D, p_value = kstest(x, alpha_dist(a).cdf)
print("KS test against Alpha(a=1.2):")
print("  D      =", D)
print("  p-value=", p_value)


In [None]:
# Bayesian modeling example: grid posterior for a with a Gamma prior.

from scipy.stats import gamma as gamma_dist

rng_local = np.random.default_rng(123)
a_true = 1.8
x = alpha_dist.rvs(a_true, size=800, random_state=rng_local)

# Prior: a ~ Gamma(k, theta) with support (0, inf)
k, theta = 2.0, 1.0

a_grid = np.linspace(0.05, 6.0, 800)
log_prior = gamma_dist(a=k, scale=theta).logpdf(a_grid)
log_like = np.array([alpha_loglik(a, x) for a in a_grid])

log_post_unnorm = log_like + log_prior
log_post = log_post_unnorm - np.max(log_post_unnorm)
post_unnorm = np.exp(log_post)
post = post_unnorm / np.trapz(post_unnorm, a_grid)

a_map = a_grid[np.argmax(post)]

fig = go.Figure(go.Scatter(x=a_grid, y=post, mode="lines"))
fig.add_vline(x=a_true, line_dash="dash", line_color="green", annotation_text="true a")
fig.add_vline(x=a_map, line_dash="dash", line_color="red", annotation_text="MAP")
fig.update_layout(
    title="Posterior over a (Gamma prior + Alpha likelihood)",
    xaxis_title="a",
    yaxis_title="posterior density",
)
fig.show()

print("True a =", a_true)
print("MAP    =", a_map)


In [None]:
# Generative modeling example: heavy-tailed positive "durations".
# In practice, prefer robust summaries (quantiles) over the mean.

a = 1.0
durations = alpha_rvs_numpy(a, size=80_000, rng=rng).ravel()

print("Summaries (a=1.0):")
print("  median =", float(np.median(durations)))
print("  mean   =", float(durations.mean()))
print("  99%    =", float(np.quantile(durations, 0.99)))
print("  max    =", float(durations.max()))
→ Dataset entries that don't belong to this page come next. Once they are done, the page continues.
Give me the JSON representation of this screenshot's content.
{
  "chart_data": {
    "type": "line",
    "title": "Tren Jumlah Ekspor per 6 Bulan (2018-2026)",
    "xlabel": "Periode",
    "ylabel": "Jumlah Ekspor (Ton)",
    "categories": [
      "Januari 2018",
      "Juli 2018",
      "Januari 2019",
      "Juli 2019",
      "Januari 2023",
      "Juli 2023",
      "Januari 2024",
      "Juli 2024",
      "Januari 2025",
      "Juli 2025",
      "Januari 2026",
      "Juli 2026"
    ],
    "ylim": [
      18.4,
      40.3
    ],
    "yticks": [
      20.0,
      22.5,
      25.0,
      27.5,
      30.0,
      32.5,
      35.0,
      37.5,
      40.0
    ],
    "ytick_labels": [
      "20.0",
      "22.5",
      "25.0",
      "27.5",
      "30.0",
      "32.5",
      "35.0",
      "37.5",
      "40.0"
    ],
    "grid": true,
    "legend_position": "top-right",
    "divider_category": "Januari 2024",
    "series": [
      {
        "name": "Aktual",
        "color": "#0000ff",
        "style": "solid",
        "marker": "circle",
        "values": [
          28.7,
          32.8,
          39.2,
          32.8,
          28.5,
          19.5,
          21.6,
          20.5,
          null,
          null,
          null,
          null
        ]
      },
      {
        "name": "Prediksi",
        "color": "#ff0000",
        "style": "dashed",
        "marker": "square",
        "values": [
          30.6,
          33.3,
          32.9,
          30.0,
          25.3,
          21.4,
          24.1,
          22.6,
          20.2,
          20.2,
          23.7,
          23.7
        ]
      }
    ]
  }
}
# Empirical CCDF on log-log axes; the far tail is close to ~const/x.
x_sorted = np.sort(durations)
n = x_sorted.size
ccdf = 1.0 - np.arange(1, n + 1) / n

x0 = float(np.quantile(x_sorted, 0.9))
mask = x_sorted >= x0
x_tail = x_sorted[mask]
ccdf_tail = ccdf[mask]

# Reference ~c/x line anchored at x0 using the empirical CCDF.
c0 = float(ccdf_tail[0] * x_tail[0])
ref = c0 / x_tail

fig = go.Figure()
fig.add_trace(go.Scatter(x=x_tail, y=ccdf_tail, mode="lines", name="empirical CCDF (tail)"))
fig.add_trace(
    go.Scatter(
        x=x_tail,
        y=ref,
        mode="lines",
        name="~c/x reference",
        line=dict(dash="dash"),
    )
)
fig.update_layout(
    title="Generative example: empirical tail on log-log axes",
    xaxis_title="x",
    yaxis_title="P(X > x)",
)
fig.update_xaxes(type="log")
fig.update_yaxes(type="log")
fig.show()


## 11) Pitfalls

- **Invalid parameters**: $a\le 0$ is not allowed; the support is $x>0$ in the standard form.
- **Infinite mean/variance**: sample means can look “reasonable” for small $n$ but are not stable estimators; prefer medians/quantiles.
- **Numerical issues in the tail**:
  - use `logpdf` when multiplying many densities or when $x$ is extreme;
  - `ppf(q)` for $q$ extremely close to 1 can overflow because the true quantile is enormous.
- **Fitting sensitivity**: because extreme values occur, MLE can be sensitive to outliers and optimizer settings; consider robust diagnostics (QQ plots, tail checks) and bootstrap uncertainty.


## 12) Summary

- The Alpha distribution (`scipy.stats.alpha`) is a continuous distribution on $(0,\infty)$ with shape parameter $a>0$.
- It can be generated by sampling a truncated normal $Z\mid(Z\le a)$ and transforming via $X=1/(a-Z)$.
- Its right tail behaves like $\text{const} \cdot x^{-2}$, implying $\mathbb{E}[X]=\infty$ and $\mathrm{Var}(X)=\infty$.
- PDF/CDF/PPF have clean expressions in terms of the standard normal $\phi$ and $\Phi$.
- Sampling is straightforward with a NumPy-only rejection sampler for the one-sided truncated normal.

### References

- Johnson, Kotz, and Balakrishnan. *Continuous Univariate Distributions, Volume 1* (2nd ed.), Wiley, 1994.
- Salvia, A. A. “Reliability applications of the Alpha Distribution.” *IEEE Transactions on Reliability*, 1985.
- SciPy documentation: `scipy.stats.alpha`.